Mrs. Washington took particular pride in her smoked meats, and Washington once wrote the Marquis de Lafayette, "you know the Virginia ladies value themselves on the goodness of their bacon."
Vegetables -- which Mrs. Washington called "the best part of our living in the country" -- had an important place at 18th-century tables. Thompson says cabbage, lettuce, parsley, turnips, potatoes, carrots, beets, parsnips, celery and cauliflower probably grew in Mount Vernon's winter garden and any could have been served at a February dinner. Other vegetables and fruits would have been preserved in season by pickling for winter eating.
Fried balls of white or sweet potatoes were a popular dish, and onions were eaten on their own, pickled or fried.
After the main courses were removed, Brookes reported, the crumbs were brushed off the table and mince pies, tarts and cheese placed on it.

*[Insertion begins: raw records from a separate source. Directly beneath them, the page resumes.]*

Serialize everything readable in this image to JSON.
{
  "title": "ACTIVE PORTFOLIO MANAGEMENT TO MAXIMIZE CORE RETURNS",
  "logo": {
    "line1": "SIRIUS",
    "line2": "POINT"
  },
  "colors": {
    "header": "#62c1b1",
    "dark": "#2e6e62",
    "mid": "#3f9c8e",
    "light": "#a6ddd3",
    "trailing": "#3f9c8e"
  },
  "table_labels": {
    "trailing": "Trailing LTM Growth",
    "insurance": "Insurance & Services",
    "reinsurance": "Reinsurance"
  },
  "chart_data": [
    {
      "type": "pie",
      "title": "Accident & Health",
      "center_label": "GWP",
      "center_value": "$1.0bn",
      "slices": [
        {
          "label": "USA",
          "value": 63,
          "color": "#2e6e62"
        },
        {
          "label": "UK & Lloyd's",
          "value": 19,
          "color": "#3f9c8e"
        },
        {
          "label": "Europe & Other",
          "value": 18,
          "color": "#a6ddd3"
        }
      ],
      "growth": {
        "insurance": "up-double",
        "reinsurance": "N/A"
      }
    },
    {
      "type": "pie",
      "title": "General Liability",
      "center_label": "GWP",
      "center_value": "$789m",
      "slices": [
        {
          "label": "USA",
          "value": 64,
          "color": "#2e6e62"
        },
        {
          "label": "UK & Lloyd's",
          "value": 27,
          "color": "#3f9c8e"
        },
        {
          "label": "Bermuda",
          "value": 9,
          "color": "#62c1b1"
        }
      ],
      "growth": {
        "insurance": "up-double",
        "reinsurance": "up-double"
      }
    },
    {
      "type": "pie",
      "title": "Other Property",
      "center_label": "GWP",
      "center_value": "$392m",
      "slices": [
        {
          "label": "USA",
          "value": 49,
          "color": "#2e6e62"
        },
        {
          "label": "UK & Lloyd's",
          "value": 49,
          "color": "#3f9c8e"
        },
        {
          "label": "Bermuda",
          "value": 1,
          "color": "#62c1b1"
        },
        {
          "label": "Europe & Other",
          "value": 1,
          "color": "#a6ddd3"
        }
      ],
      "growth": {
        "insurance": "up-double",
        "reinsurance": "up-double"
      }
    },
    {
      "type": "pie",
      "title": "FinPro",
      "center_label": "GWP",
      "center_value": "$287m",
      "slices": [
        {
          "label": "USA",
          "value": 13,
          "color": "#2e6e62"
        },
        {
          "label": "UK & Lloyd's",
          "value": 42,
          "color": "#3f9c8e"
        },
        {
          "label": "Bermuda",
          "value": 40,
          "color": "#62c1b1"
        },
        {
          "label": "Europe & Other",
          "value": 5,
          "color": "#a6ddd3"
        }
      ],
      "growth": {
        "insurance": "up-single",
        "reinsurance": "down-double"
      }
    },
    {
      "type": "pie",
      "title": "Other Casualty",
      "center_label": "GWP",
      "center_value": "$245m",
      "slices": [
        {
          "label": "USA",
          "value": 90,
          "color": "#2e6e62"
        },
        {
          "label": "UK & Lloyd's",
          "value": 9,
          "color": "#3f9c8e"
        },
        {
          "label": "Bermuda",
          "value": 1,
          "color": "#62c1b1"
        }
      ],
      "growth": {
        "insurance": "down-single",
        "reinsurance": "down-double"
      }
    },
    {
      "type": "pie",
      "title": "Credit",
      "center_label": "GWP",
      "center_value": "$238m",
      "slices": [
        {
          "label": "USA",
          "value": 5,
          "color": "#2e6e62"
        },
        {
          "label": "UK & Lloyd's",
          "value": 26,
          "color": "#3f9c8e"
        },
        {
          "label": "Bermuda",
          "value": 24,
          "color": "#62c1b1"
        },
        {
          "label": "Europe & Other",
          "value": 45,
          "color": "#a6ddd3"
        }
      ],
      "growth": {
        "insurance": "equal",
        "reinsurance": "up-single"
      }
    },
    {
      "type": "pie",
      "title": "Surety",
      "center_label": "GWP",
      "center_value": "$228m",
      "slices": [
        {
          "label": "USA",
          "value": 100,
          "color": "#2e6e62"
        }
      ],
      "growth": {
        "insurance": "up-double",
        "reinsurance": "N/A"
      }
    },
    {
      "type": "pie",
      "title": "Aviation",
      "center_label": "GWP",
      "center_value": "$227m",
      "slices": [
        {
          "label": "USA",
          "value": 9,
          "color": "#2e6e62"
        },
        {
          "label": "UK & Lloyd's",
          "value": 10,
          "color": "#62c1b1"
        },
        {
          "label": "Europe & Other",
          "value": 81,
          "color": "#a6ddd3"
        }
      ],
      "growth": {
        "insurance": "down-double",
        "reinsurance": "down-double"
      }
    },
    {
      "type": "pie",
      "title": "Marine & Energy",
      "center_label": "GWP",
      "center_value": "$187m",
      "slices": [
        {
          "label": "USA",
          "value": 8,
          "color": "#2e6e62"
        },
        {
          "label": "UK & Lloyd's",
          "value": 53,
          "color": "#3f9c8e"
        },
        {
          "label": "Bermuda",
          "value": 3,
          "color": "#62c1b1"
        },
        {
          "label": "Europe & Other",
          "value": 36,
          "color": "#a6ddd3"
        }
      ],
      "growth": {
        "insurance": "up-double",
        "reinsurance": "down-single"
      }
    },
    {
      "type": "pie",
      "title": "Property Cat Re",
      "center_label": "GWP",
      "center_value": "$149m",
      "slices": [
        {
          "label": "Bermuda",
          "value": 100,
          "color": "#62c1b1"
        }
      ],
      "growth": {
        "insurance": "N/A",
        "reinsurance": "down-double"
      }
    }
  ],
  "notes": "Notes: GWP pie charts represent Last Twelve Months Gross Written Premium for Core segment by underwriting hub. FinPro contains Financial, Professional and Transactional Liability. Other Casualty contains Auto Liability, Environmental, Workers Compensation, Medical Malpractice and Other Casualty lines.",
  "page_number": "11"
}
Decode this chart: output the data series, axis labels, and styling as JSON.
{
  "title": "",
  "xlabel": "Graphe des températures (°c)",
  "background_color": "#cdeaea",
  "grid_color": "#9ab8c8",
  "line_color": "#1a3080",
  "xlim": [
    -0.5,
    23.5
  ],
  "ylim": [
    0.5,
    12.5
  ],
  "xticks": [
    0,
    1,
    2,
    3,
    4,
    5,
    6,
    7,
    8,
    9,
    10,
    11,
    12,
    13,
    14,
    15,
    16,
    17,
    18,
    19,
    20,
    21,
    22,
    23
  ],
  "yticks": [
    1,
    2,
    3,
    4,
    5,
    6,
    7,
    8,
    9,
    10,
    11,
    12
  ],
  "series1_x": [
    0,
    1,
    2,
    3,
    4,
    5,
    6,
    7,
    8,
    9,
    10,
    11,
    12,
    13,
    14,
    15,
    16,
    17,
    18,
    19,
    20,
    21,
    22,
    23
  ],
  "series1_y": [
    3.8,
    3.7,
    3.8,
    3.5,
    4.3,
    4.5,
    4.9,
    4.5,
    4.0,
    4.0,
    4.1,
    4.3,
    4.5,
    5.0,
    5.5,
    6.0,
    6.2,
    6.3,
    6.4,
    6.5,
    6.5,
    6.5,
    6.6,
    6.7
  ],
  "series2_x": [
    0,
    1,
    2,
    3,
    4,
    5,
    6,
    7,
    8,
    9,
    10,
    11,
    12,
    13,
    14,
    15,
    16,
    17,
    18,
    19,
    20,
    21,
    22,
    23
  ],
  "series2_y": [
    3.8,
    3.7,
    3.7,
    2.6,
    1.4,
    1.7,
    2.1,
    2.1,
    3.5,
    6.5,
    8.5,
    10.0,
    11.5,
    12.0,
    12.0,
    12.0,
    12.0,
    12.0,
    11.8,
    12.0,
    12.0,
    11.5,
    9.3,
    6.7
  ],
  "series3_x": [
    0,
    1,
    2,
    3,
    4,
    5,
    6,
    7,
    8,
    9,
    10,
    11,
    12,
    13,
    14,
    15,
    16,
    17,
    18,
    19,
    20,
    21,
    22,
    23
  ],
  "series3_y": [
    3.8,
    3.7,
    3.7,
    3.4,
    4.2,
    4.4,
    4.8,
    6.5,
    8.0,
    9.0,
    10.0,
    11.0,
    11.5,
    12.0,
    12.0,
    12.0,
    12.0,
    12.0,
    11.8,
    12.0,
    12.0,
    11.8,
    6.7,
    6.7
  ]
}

Mince pies would have been made with meat -- one way to use leftovers -- suet, fruits, brandy and the imported spices available to the gentry. Washington imported hard cheeses such as Cheshire and Gloucester, while softer cheeses were made at Mount Vernon.
Any variety of fruit tart could have been part of Brookes's dinner and many of them would have been flavored with rose, orange-flower or mint water. Gail Cassidy, Mount Vernon's manager of interpretation, says most 18th-century kitchens had a "still room" where bushels of rose petals and other flowers and herbs were distilled into small bottles of concentrated flavoring.
When dessert was taken away, the tablecloth was removed and Port, Madeira (Washington's favorite), nuts, apples and raisins were served. Washington liked nuts and probably ruined his teeth cracking black walnuts.
When the final course was over, the guests took their leave. "We soon went after dinner when the General and his secretary saw us on our horses and we departed much pleased," Brookes wrote. While Brookes reported "no toasts were drunk" when he dined at Mount Vernon, a celebration today might include the same toast that the Alexandria newspaper reported was given by one of a "company of gentleman" who celebrated Washington's 1798 birth-night ball at Gadsby's Tavern: "The hero whose birth we celebrate -- may the virtuous principles which ever have influenced his conduct be preserved through succeeding generations."
And may his hospitality and generous table set an example.
Bonny Wolf is working on a book about the Washingtons' eating and entertaining.